Critelli G, Grassi G, Perticone F, Adinolfi L, Perna L, Condorelli M
G Ital Cardiol. 1979;9(8):859-62.
The AA. described an external stimulator to be utilized instead of invasive pharmacological treatment, as a short and middle-time therapeutic approach to re-entry tachycardia, in Departments of cardiology. The device must be connected with an electrode placed in atrium or in coronary sinus or in ventricle, according to individual request. A frequency discriminant device recognizes tachycardia and activates automatic scanning stimulator, synchronized on R or P waves, with progressive 5 msec stop delay; tachycardia interruption zone is automatically individuated.

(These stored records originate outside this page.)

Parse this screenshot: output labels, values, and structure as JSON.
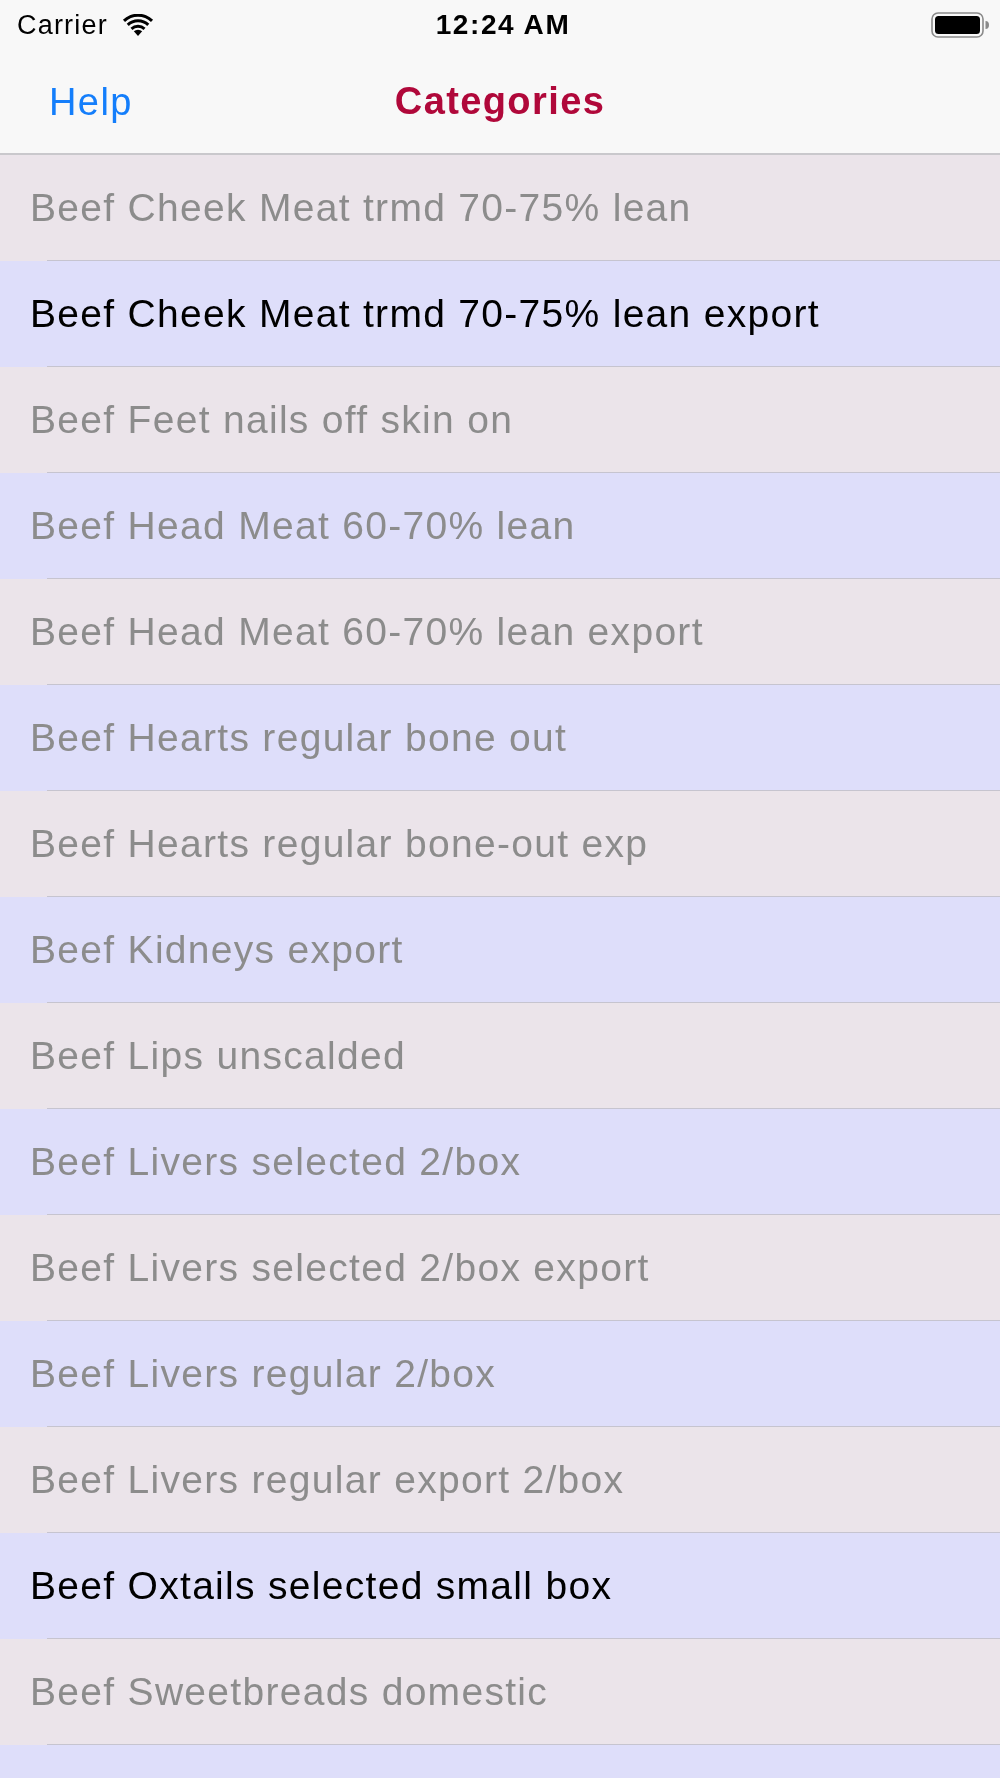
{
  "status_bar": {
    "carrier": "Carrier",
    "time": "12:24 AM"
  },
  "nav_bar": {
    "left_button": "Help",
    "title": "Categories"
  },
  "categories": [
    {
      "name": "Beef Cheek Meat trmd 70-75% lean",
      "selected": false
    },
    {
      "name": "Beef Cheek Meat trmd 70-75% lean export",
      "selected": true
    },
    {
      "name": "Beef Feet nails off skin on",
      "selected": false
    },
    {
      "name": "Beef Head Meat 60-70% lean",
      "selected": false
    },
    {
      "name": "Beef Head Meat 60-70% lean export",
      "selected": false
    },
    {
      "name": "Beef Hearts regular bone out",
      "selected": false
    },
    {
      "name": "Beef Hearts regular bone-out exp",
      "selected": false
    },
    {
      "name": "Beef Kidneys export",
      "selected": false
    },
    {
      "name": "Beef Lips unscalded",
      "selected": false
    },
    {
      "name": "Beef Livers selected 2/box",
      "selected": false
    },
    {
      "name": "Beef Livers selected 2/box export",
      "selected": false
    },
    {
      "name": "Beef Livers regular 2/box",
      "selected": false
    },
    {
      "name": "Beef Livers regular export 2/box",
      "selected": false
    },
    {
      "name": "Beef Oxtails selected small box",
      "selected": true
    },
    {
      "name": "Beef Sweetbreads domestic",
      "selected": false
    }
  ]
}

Stimulation has an automatic stop when tachycardia is interrupted; in case of persistent tachycardia scanning-function cycle will star again automatically. The device, which can be programmed for a simple or a double impulse emission, is equipped with a demand stimulator working if post-tachycardia asystole is present. Frequency discriminant device activates the scanning function beyond a defined threshold which can be varied within a wide range of frequencies.
作者介绍了一种外部刺激器,可在心脏病科作为折返性心动过速的短期和中期治疗方法,用于替代侵入性药物治疗。该设备必须根据个人需求与放置在心房、冠状窦或心室中的电极相连。频率鉴别装置可识别心动过速,并激活自动扫描刺激器,与R波或P波同步,每次停止延迟5毫秒逐步增加;心动过速中断区域会自动确定。当心动过速被中断时,刺激自动停止;如果心动过速持续,扫描功能周期将自动再次开始。该设备可设置为单脉冲或双脉冲发射,配备有按需刺激器,在心动过速后出现心搏停止时工作。频率鉴别装置在超过定义阈值时激活扫描功能,该阈值可在很宽的频率范围内变化。